I personally wish that sane people on the left and the right can recognize that we have fundamental agreement here, in terms of our shared goals — to make abortions both safe and rare. The issue as I see it, is that each side has taken their preferred slice of that goal and made it their primary issue. Conservatives only want to make it rare, progressives only want to make it safe (which includes making it available in the first place).
If we were to take a truly sober view of this, we would recognize that the very best way to make abortions “safe and rare” are for both sides to be willing to deal with some degree of compromise. For the left, their compromise should be that abortions are only allowed before fetal viability, while late-term abortions are reserved for medical issues only. And if modern science increases the window of viability, then further compromises probably need to be made.

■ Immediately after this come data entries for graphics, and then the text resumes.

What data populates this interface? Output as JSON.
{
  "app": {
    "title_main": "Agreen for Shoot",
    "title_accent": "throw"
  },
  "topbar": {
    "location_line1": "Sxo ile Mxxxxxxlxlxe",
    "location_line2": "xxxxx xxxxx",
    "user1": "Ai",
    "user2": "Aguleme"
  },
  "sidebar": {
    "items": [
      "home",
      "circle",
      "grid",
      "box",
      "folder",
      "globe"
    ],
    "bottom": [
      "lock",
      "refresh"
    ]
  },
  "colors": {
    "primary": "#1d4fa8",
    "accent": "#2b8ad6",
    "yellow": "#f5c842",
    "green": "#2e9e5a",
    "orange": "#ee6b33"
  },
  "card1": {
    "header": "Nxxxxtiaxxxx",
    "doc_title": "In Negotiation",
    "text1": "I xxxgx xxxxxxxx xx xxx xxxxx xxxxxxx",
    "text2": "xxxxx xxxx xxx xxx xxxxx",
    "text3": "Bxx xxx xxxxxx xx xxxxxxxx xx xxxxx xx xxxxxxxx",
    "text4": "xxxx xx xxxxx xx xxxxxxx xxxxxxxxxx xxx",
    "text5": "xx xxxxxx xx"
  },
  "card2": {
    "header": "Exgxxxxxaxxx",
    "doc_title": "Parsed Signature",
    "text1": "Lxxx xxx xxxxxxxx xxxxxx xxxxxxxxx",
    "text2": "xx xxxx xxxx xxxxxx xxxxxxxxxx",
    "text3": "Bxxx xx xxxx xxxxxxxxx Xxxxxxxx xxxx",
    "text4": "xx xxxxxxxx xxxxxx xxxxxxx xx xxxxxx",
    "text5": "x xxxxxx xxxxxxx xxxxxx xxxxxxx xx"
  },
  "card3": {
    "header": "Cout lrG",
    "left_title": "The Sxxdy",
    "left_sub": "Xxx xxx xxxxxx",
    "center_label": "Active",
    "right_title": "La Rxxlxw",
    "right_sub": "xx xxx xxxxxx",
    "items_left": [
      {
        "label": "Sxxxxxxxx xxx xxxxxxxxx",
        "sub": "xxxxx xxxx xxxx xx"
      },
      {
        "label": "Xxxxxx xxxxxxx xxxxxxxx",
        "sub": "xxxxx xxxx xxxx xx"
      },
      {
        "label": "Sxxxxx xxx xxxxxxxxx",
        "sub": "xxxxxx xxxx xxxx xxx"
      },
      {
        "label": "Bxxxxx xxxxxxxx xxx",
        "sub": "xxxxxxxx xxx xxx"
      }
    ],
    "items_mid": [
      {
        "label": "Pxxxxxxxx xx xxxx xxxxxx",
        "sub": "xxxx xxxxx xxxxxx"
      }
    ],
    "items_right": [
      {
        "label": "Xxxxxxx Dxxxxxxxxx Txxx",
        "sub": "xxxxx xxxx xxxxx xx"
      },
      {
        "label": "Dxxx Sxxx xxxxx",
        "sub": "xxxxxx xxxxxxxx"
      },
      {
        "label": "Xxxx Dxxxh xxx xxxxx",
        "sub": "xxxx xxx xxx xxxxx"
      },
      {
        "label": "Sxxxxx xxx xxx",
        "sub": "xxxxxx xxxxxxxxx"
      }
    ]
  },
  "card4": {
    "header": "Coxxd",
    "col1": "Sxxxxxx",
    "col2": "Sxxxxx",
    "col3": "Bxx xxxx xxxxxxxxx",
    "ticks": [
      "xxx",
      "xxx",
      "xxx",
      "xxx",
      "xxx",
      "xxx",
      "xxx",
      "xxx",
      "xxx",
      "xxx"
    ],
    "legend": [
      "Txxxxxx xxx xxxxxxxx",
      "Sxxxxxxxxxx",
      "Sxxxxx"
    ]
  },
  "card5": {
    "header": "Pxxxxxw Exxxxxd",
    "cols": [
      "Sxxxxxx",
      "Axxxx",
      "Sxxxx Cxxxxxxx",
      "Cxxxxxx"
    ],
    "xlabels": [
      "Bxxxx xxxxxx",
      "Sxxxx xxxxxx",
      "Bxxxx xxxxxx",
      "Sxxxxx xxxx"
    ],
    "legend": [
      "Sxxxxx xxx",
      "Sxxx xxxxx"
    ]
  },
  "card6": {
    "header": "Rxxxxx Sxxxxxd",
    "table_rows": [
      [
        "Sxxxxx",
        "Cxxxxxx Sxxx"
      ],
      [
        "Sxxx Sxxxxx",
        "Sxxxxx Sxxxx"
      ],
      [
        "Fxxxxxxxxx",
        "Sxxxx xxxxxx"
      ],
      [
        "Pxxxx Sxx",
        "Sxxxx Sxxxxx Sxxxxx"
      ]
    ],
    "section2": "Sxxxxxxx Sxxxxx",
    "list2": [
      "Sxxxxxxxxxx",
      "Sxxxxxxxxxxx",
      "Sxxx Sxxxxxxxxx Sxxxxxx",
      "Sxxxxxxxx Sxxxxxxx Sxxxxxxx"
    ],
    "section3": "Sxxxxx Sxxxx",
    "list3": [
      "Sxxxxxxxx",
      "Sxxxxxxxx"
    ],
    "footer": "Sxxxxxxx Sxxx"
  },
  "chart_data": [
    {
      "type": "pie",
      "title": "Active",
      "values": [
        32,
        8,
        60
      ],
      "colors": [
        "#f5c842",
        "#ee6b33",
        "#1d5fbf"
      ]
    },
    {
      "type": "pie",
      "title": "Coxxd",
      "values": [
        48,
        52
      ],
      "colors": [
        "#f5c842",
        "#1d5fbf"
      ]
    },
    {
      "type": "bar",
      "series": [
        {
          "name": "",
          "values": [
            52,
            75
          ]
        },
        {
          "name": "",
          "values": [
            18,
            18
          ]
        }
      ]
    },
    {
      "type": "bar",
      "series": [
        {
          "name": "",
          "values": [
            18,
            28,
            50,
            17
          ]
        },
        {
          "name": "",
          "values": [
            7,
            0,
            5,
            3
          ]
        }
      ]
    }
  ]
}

For the right, their compromise should be accepting that the best way to lower the rate of abortions, is to provide more robust sex education to kids, as well as easy access to contraceptives. As I’ve said multiple times, here in Colorado we cut teenage pregnancies and abortions in half, largely through a free IUD program that was made available to young women. Progressives were accomplishing conservative goals of making abortions more rare. However, this was later upturned by conservatives in the state, who insist that “abstinence-only” preventions should be taken to solve this problem, that sex education and contraceptives only lead to more promiscuity, and therefore are only willing to implement solutions that reinforce women’s chastity.
At which point, the progressives scratch their heads and wonder, “what is your actual goal here, to reduce the total number of abortions, or to control what women do with their bodies?” And suddenly, the culture war erupts once again. The left digs back in, the right digs back in, and now we have lost our original shared goal of making abortions “safe and rare”.

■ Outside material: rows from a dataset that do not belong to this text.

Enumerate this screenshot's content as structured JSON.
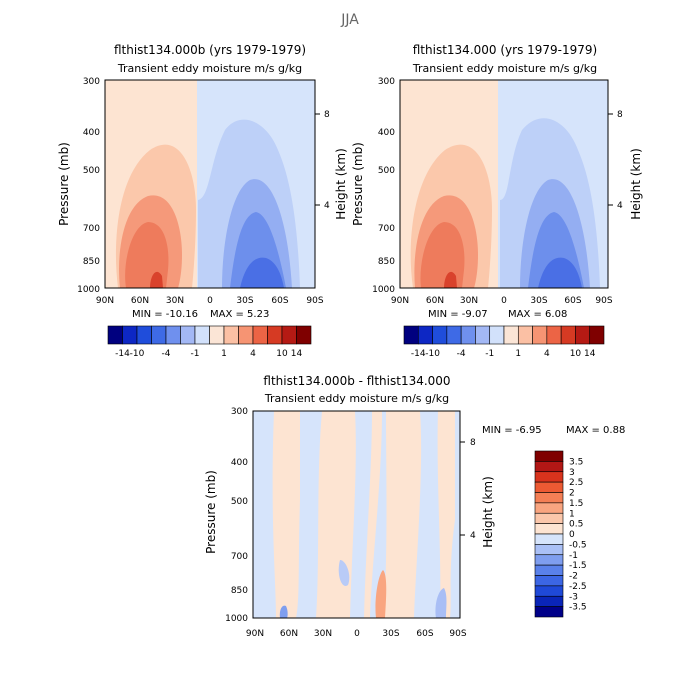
{
  "figure_title": "JJA",
  "chart_data": [
    {
      "type": "heatmap",
      "title": "flthist134.000b (yrs 1979-1979)",
      "subtitle": "Transient eddy moisture m/s g/kg",
      "ylabel": "Pressure (mb)",
      "ylabel_right": "Height (km)",
      "x_ticks": [
        "90N",
        "60N",
        "30N",
        "0",
        "30S",
        "60S",
        "90S"
      ],
      "y_ticks": [
        "300",
        "400",
        "500",
        "700",
        "850",
        "1000"
      ],
      "y_right_ticks": [
        "8",
        "4"
      ],
      "ylim": [
        1000,
        300
      ],
      "y_scale": "log-pressure",
      "min_label": "MIN = -10.16",
      "max_label": "MAX = 5.23",
      "min": -10.16,
      "max": 5.23,
      "colorbar_ticks": [
        "-14",
        "-10",
        "-4",
        "-1",
        "1",
        "4",
        "10",
        "14"
      ],
      "grid": false
    },
    {
      "type": "heatmap",
      "title": "flthist134.000 (yrs 1979-1979)",
      "subtitle": "Transient eddy moisture m/s g/kg",
      "ylabel": "Pressure (mb)",
      "ylabel_right": "Height (km)",
      "x_ticks": [
        "90N",
        "60N",
        "30N",
        "0",
        "30S",
        "60S",
        "90S"
      ],
      "y_ticks": [
        "300",
        "400",
        "500",
        "700",
        "850",
        "1000"
      ],
      "y_right_ticks": [
        "8",
        "4"
      ],
      "ylim": [
        1000,
        300
      ],
      "y_scale": "log-pressure",
      "min_label": "MIN = -9.07",
      "max_label": "MAX = 6.08",
      "min": -9.07,
      "max": 6.08,
      "colorbar_ticks": [
        "-14",
        "-10",
        "-4",
        "-1",
        "1",
        "4",
        "10",
        "14"
      ],
      "grid": false
    },
    {
      "type": "heatmap",
      "title": "flthist134.000b - flthist134.000",
      "subtitle": "Transient eddy moisture m/s g/kg",
      "ylabel": "Pressure (mb)",
      "ylabel_right": "Height (km)",
      "x_ticks": [
        "90N",
        "60N",
        "30N",
        "0",
        "30S",
        "60S",
        "90S"
      ],
      "y_ticks": [
        "300",
        "400",
        "500",
        "700",
        "850",
        "1000"
      ],
      "y_right_ticks": [
        "8",
        "4"
      ],
      "ylim": [
        1000,
        300
      ],
      "y_scale": "log-pressure",
      "min_label": "MIN = -6.95",
      "max_label": "MAX = 0.88",
      "min": -6.95,
      "max": 0.88,
      "colorbar_ticks": [
        "3.5",
        "3",
        "2.5",
        "2",
        "1.5",
        "1",
        "0.5",
        "0",
        "-0.5",
        "-1",
        "-1.5",
        "-2",
        "-2.5",
        "-3",
        "-3.5"
      ],
      "grid": false
    }
  ],
  "colors": {
    "main_scale": [
      "#00007f",
      "#0d27c4",
      "#1f4ddb",
      "#3e6ae6",
      "#6f90ee",
      "#a3b8f5",
      "#d2e1fb",
      "#fbe5d6",
      "#fbc0a4",
      "#f69473",
      "#ec6445",
      "#d63a23",
      "#b51a14",
      "#7f0000"
    ],
    "diff_scale": [
      "#7f0000",
      "#b21715",
      "#d8331d",
      "#ec5a33",
      "#f47f55",
      "#f9a580",
      "#fbc7ab",
      "#fde4d2",
      "#d6e4fb",
      "#aac0f6",
      "#7f9eef",
      "#5a81ea",
      "#3c66e4",
      "#1f49d8",
      "#0a25b8",
      "#000088"
    ]
  }
}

It’s a real conundrum, and I really do think our concepts of “bodily autonomy” should be paramount, for conservatives and progressives and libertarians alike. Otherwise, we admit that we exist in a system that affords men 100% of their own bodily autonomy, while women’s bodily autonomy is limited to her biological functions. And I don’t think “women are biologically unfit to have full autonomy over their bodies” is an argument that flies very far in 2022
Which is why I continue to think Ken’s holonic frame is so important here. We need to be able to recognize that there are stages of pregnancy where the fetus is more a part of the woman’s own body, and therefore subject to her own autonomy, and that the fetus becomes more of a genuine individual holon as it approaches viability. And once it does, it becomes deserving of all the rights we extend to individuals. But every one of us begins as a literal part of our mother’s own body, until we individuate enough to possess our own wholeness.